An unexpectedly quiet interior met my eye. The bare walls, the busy stove, the woman whose gaunt frame and lowering eye I had heard described by Yox, were before me, but nothing of a sinister, or even suspicious, appearance. I had surprised Mother Merry's quarters at a happy hour; that is, happy for her and possibly so for me.
But perhaps I convey a wrong impression in speaking of the walls as bare. They were not so; for, stretched from side to side of the steam-reeking, stifling room, were lines on which coarse garments were hanging up to dry; and on the wall directly before me I saw a pair of rough seaman's breeches, pinned up in a ghostly and grotesque fashion over the little stove which even on this mild afternoon was doing its best to keep out undesirable visitors.
The old woman, who was bending over a table on which a few broken victuals lay, was, without doubt, Mother Merry herself; and, recognizing her as such, I assumed the half-audacious, half-deprecatory manner I thought best calculated to impress her. With a broad smile, I thrust my hand into my pocket. Then as I perceived her hard eye melt and the coarse lines about her mouth twist into something which was as near encouragement as one could expect from a being always on her guard against strangers, I whispered with a careful look about me:
"Anyone here? My errand won't stand peering eyes or listening ears."

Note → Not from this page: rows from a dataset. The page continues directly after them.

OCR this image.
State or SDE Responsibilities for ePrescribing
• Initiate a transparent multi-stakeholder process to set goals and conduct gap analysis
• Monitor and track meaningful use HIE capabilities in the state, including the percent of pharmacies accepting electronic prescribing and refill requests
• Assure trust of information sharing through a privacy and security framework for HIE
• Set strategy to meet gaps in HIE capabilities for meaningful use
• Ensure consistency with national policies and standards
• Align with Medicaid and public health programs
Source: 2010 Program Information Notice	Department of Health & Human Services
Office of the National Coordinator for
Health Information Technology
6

She gave me a penetrating glance.
"What do you want?" she grumbled.
I took out a dollar and laid it on the table. Her hand was over it in an instant.
"A morsel of drug," I whispered. "Three drops of something that'll do up a man in five minutes. The man is myself," I added, as her eye darkened.
She continued to regard me intently for a minute; then cast a quick glance down at the hand which covered the coin.
"Sorry," she muttered, with a reluctant lift of that member; "but I'm not in the way of getting any such stuff. Who sent you to me?"